Here, the Count gave an indefinite twirl of the hand.

“Well. It is probably for the best,” he said.

Then rising from his chair, he approached the engravings, which upon closer inspection depicted three phases of a foxhunt: “The Scent,” “Tallyho,” and “The Chase.” In the second print, a young man in stiff black boots and a bright red jacket was blowing on a brass horn that turned a full 360 degrees from its mouthpiece to its bell. Without a doubt, the horn was a carefully crafted object expressive of beauty and tradition, but was it essential to the modern world? For that matter, did we really need a crew of nattily dressed men, purebred horses, and well-trained dogs to corner a fox in a hole? Without exaggeration or fear of contradiction, the Count could answer his own question in the negative.

For the times do, in fact, change. They change relentlessly. Inevitably. Inventively. And as they change, they set into bright relief not only outmoded honorifics and hunting horns, but silver summoners and mother-of-pearl opera glasses and all manner of carefully crafted things that have outlived their usefulness.

Carefully crafted things that have outlived their usefulness, thought the Count. I wonder . . .

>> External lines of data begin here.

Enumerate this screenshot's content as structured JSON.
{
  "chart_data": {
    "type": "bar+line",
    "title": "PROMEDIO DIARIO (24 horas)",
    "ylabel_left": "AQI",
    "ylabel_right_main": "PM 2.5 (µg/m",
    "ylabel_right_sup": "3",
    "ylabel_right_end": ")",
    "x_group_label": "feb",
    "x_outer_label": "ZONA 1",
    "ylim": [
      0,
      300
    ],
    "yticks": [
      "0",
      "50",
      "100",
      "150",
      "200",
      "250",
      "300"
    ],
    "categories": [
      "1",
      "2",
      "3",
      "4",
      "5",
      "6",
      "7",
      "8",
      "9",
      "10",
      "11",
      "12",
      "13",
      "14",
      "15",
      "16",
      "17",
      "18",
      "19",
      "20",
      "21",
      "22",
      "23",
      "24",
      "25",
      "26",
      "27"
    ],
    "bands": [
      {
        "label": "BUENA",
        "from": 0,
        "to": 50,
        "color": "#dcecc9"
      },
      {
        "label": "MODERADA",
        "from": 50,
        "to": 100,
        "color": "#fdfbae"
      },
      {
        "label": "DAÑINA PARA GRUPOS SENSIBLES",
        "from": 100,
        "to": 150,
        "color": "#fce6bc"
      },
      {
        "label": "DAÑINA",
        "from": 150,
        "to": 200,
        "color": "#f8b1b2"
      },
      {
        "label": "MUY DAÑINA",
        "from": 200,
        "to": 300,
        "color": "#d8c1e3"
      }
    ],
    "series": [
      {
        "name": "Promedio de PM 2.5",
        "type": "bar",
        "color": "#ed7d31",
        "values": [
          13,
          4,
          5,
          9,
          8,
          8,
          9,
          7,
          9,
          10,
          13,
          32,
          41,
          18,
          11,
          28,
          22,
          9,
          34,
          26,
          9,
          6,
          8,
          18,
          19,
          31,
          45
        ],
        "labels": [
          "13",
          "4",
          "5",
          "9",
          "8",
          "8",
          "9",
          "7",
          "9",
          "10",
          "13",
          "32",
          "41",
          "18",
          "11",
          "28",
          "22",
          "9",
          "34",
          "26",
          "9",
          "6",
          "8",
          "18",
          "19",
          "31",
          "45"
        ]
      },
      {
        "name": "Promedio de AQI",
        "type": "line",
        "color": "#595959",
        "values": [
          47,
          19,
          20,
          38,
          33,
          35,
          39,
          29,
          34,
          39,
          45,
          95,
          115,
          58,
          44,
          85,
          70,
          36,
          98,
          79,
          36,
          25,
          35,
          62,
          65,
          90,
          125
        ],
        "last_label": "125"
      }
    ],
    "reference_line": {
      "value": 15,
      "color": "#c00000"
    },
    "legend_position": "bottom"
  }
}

Moving quietly across the room, the Count put an ear to the door, where he could hear the voices of the manager, Arkady, and a third party talking outside. Though muted, their tones suggested they were still a few steps from resolution. Quickly, the Count returned to the wall with the etchings and counted two panels beyond the depiction of “The Chase.” Placing his hand in the center of the panel, he gave a firm push. The panel depressed slightly. When a click sounded, the Count pulled back his fingers and the panel popped open, revealing a hidden cabinet. Inside, just as the Grand Duke had described, was an inlaid box with brass fittings. Reaching into the cabinet, the Count gently lifted the lid of the box and there they were, perfectly crafted and peacefully at rest.

“Marvelous,” he said. “Simply marvelous.”